文句を言いながらも、棚橋くんと新田くんがやってくる。


どんな男子でも平気で喋りかける、響子の特技かもしれない。


「しりとりなんて、ガキじゃねーんだし」


クラスでいえば、どちらかというとヤンキーぽい棚橋悠馬は、学生服もあちこちいじってある。

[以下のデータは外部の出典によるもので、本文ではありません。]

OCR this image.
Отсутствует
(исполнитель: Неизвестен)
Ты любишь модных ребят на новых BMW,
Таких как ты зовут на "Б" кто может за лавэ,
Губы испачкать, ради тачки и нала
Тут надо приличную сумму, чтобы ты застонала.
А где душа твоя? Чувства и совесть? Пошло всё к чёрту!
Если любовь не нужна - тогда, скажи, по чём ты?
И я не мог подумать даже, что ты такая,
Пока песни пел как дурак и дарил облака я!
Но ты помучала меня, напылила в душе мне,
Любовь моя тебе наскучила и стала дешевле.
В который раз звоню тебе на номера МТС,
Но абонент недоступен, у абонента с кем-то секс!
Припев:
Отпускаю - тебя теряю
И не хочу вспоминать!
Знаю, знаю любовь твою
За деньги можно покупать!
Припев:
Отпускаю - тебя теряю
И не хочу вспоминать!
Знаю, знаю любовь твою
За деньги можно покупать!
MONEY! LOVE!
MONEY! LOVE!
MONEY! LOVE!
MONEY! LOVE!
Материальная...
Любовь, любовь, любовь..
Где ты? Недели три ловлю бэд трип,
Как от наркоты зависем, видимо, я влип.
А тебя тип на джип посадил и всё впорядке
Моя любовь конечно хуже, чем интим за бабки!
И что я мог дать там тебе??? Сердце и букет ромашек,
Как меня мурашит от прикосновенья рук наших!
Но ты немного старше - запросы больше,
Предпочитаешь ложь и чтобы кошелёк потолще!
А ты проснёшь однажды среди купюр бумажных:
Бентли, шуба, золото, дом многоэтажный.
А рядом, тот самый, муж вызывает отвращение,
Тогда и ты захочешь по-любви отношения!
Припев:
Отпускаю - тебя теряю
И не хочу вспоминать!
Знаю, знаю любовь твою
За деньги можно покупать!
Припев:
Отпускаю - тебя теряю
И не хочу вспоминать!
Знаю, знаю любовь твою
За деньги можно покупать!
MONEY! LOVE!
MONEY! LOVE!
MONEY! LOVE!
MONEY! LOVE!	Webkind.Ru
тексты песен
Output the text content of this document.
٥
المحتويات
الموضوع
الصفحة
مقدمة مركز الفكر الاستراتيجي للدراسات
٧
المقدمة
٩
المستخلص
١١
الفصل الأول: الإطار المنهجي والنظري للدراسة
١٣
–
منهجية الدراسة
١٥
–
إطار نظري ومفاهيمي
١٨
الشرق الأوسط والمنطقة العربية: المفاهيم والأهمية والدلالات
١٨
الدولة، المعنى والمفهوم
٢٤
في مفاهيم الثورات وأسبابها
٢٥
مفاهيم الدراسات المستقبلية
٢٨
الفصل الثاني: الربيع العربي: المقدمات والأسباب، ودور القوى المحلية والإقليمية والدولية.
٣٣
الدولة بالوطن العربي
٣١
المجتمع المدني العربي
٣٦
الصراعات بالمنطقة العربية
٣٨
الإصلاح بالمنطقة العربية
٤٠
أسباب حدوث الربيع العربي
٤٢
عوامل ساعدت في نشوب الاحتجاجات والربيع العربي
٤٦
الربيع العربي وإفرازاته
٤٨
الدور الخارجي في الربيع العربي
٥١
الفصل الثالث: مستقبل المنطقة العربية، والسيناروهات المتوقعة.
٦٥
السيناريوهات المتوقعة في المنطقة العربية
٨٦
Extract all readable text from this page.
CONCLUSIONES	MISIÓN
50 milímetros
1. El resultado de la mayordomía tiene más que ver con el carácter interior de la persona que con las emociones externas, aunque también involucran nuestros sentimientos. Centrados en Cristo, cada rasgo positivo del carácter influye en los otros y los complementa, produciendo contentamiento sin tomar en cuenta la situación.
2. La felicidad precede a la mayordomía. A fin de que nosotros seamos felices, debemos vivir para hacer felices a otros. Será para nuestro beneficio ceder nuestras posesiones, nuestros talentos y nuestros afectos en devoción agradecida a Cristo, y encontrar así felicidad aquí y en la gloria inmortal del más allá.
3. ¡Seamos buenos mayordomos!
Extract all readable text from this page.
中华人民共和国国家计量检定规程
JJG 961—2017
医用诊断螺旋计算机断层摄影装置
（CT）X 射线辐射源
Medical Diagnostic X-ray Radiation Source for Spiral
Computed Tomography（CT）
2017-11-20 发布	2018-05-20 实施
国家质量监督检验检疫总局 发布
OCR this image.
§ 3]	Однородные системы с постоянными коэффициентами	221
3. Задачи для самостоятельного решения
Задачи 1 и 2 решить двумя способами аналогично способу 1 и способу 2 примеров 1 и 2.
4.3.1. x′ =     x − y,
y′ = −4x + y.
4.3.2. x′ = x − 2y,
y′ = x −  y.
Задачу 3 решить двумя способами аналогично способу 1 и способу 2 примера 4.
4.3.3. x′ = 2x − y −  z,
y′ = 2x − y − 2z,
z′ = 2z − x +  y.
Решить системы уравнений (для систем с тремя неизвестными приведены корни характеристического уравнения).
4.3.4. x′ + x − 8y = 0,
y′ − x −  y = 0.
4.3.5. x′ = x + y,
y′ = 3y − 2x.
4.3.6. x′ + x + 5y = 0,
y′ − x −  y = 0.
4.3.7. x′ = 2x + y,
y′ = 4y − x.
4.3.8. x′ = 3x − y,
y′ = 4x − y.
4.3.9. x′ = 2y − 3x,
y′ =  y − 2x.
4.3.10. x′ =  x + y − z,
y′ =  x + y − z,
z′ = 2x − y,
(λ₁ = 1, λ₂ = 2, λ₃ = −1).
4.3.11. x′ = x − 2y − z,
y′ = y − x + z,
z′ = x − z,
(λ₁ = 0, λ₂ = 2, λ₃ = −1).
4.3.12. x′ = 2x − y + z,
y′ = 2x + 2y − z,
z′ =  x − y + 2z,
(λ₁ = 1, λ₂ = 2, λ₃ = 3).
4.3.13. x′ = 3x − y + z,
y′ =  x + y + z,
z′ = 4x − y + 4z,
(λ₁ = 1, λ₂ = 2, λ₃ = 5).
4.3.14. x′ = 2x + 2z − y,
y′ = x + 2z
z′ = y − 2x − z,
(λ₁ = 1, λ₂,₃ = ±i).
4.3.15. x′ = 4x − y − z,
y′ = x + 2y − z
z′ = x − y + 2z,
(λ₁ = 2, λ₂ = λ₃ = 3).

「それが、クリアすると得するやつなんだよね。新田もやるでしょ?」


「えっ、ああ、どうする?」


新田くんが、気乗りしない様子の棚橋くんに尋ねる。


私は心の中で祈った。


どうか、しりとりゲームに参加しますように__。


「得するって?」と棚橋くんが興味を持ったようだ。


「しりとりゲームをクリアすれば、ポイントが貰えて色んな物に交換できたりするの」


「物ってなんだよ?」


「別にやりたくないならいいわよ、他のやつ誘うから」


急に態度を変えた響子は、再び教室内を見回す。


「んだよ、やりゃいいんだろ!」


「じゃ、2人参加ね。あと1人いるんだけど__?」


「あいつでいいんじゃね?」


棚橋くんが言う【あいつ】とは、まだチャイムも鳴っていないのに、参考書にかじりついている名倉賢太(なぐらけんた)のことだ。


なにかにつけて、私たちは賢太のことをイジっている。


「おい、ガリ勉!こっち来いよ!」


棚橋くんに呼ばれ、ビクッと体を震わせた賢太が渋々やってくる。